Contains Match Occurrence Sequence

I am using a custom match to pull my credit card balance from an OCR'd pdf into the file name using the format '£(number)' and matching on the 4th occurrence (prev balance, payments rec, new activity amounts come first on the page - top-to-bottom).

However, Hazel appears to be updating the file name with the 2nd value on the page, not the 4th? I have manually performed a search for '£' on the pdf and there are no matches higher on the 1st page but there are other matches further down the page, and on subsequent pages.

Does anyone know in what order pages are OCR's - I had assumed top to bottom and left to right but I may be wrong on that. The credit card statement has 3 columns with text in multiple sizes so defining an order for the text may be a much more complex subject than I have assumed.

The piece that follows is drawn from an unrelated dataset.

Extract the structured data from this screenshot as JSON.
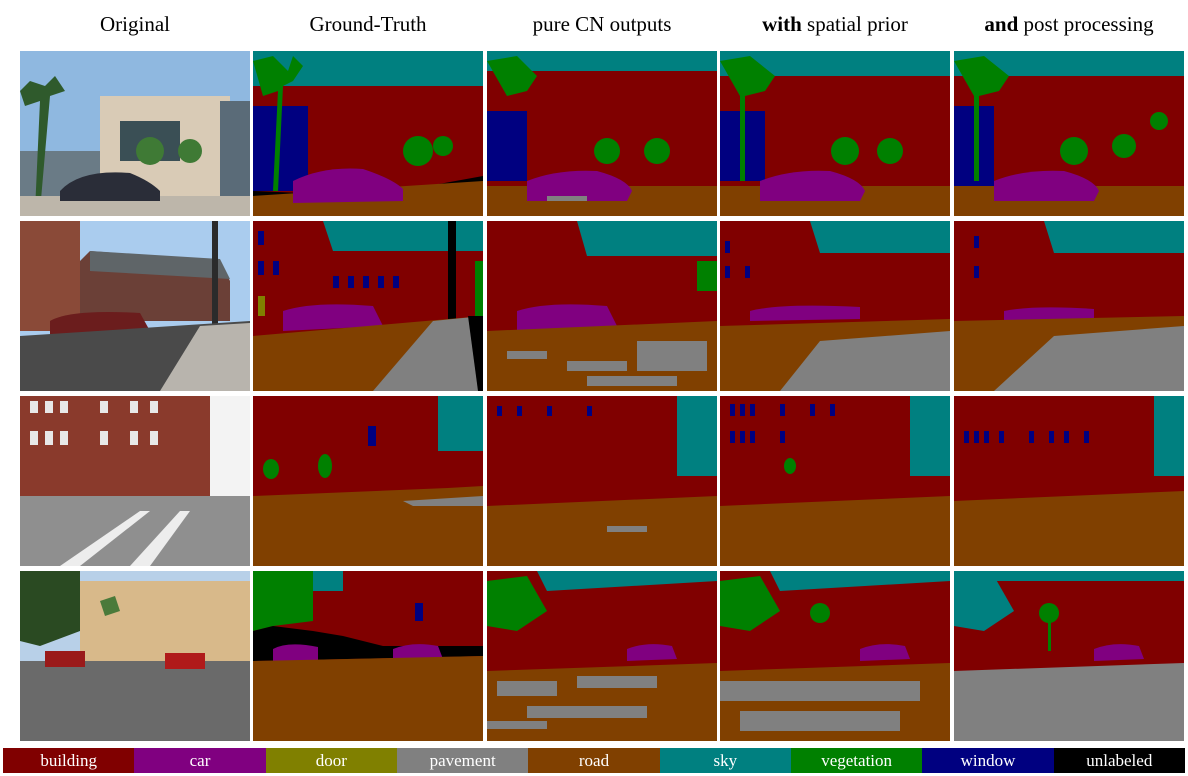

(btw, I have fixed this problem by including the text 'new balance' in the custom match token and then replacing that text when adding to the file name - nevertheless I am still interested in understanding what I am doing wrong).

Unfortunately, the ordering of things in PDF files can be hard to predict. If using OCR, it's up to the OCR program to write out the text in whatever order and sometimes it doesn't quite mesh with what you see visually. This is especially true when there are multiple columns or sections instead of a single stream of text. If you are really curious, reply back and I can give more detailed instructions (requiring use of Terminal) where you can dump the raw text of the file.